FHC, Nelson Rodrigues e a unanimidade

15/09/2020 11:10

                                  

Confesso minha surpresa, nesses últimos dias, com as reações ao artigo de FHC, “Reeleições e crises”, publicado em O Globo, de 6.9.2020. Ele diz que errou ao aceitar a emenda constitucional que lhe permitiu ser reeleito em 1998. Diversos articulistas concordantes elogiaram sua coragem ao admitir que pisou na bola. De repente, num passe de mágica, os grandes problemas político-econômicos nacionais parecem se resumir na suposta loucura da reeleição. Diante de minha reação visceral ao equívoco de FHC e demais comentaristas, minha mulher comentou que muito mais grave é ter eleições a cada dois anos. A boa gestão acaba perdendo de lavada para a eleição que vai acontecer no ano seguinte após o primeiro ano de mandato. Eleição sempre na ordem do dia. Administrar bem fica para o popular Dia de São Nunca.  

          Mas não é só isso. Tem muito mais coisa envolvida e omitida pela grande mídia no seu dia a dia.  A frase que logo me veio à mente foi a velha tirada de Nelson Rodrigues: “Toda unanimidade é burra”. Em vida, ele foi visto como o grande reaça, em especial na defesa do golpe de 1964, um vetusto problema brasileiro não percebido por ele cuja raiz data de 1889: militares na política e seus estragos. Em compensação, acertou em cheio em questões fundamentais que o tempo, senhor da razão, lhe foi favorável. Quando da visita de Sartre ao Brasil, em 1960, o filósofo profetizou: “O marxismo é inultrapassável”. Nelson zombou dele dizendo que era uma opinião (malsucedida) de torcedor do time do Bonsucesso. Mais: segundo ele, nada impediria que dentro de quinze minutos o marxismo fosse ultrapassado. Demorou mais tempo, mas implodiu em 1989.

         Agora, cabe explicar quão bem fundamentada está a minha discordância diante dessa desinformada unanimidade. O Brasil republicano vive, em toda sua intensidade, a síndrome dos 30 anos. Recapitulemos. A inflação só foi resolvida após três décadas em que a conta foi paga por quem menos podia: aqueles na faixa de menos de dois salários-mínimos. A reforma da previdência correu na mesma raia desavergonhada de tempo perdido, só agora votada, e assim mesmo sem acabar com alguns privilégios inaceitáveis. A reforma trabalhista, finalmente realizada, conseguiu nos livrar, em boa parte, da longa sombra de Vargas, que vagou perdida por mais de meio século. O ditador produziu o milagre de sindicatos sem sindicalizados, mas manipuláveis pelo poder de plantão, na base da contribuição compulsória responsável pela crônica falta de representatividade dos mesmos, patronais e de trabalhadores.

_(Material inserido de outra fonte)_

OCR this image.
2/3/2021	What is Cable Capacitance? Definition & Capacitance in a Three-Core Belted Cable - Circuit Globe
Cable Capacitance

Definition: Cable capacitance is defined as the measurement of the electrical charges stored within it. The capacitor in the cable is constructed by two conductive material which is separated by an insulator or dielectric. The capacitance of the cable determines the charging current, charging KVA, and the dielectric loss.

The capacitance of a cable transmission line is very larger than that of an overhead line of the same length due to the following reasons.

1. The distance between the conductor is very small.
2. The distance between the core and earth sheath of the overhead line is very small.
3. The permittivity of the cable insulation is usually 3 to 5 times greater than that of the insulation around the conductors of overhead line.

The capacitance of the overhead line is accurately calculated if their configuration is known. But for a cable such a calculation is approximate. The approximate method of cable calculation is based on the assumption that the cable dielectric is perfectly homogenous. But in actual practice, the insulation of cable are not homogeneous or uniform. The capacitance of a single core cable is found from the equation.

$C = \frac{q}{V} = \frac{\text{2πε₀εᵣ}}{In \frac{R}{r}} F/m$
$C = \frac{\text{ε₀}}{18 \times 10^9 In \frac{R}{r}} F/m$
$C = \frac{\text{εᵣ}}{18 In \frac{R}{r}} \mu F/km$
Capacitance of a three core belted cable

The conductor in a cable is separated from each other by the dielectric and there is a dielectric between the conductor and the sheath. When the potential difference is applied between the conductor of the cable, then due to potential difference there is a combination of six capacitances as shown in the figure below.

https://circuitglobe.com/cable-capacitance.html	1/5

          Mas o Patropi parece que se viciou na cocaína dos 30 anos. A reforma administrativa, depois de muito jogo de peteca entre o governo e o congresso, estaria encaminhada. O surpreendente é que o presidente Bolsonaro só concor-dou que fosse adiante desde que não atingisse os atuais funcionários públicos nos três níveis de governo. Embora tenha podado alguns absurdos hoje existentes como férias de mais de 30 dias, progressão ao topo das carreiras excessivamente rápida, propor um prazo maior para que o funcionário se torne estável e outras alterações, a reforma deixa a desejar – e muito – para ter pleno efeito. Pode levar o tempo de quase uma geração.  

           O encolhimento tão necessário do setor público brasileiro, que exige cortes de despesas para liberar recursos para o investimento público que, pelo jeito, vai marcar passo. De fato, a aprovação do Novo Marco Legal do Saneamento e a nova legislação para o setor elétrico terão efeitos positivos em termos de nossa infraestrutura em frangalhos. Mas vão sobrecarregar a capacidade de investimento do setor privado face a um setor público que praticamente não investe. Outros projetos de lei (desburocratização do licenciamento ambiental, concessões na área do pré-sal, dentre outros) estão na fila, mas na morosidade de sempre. 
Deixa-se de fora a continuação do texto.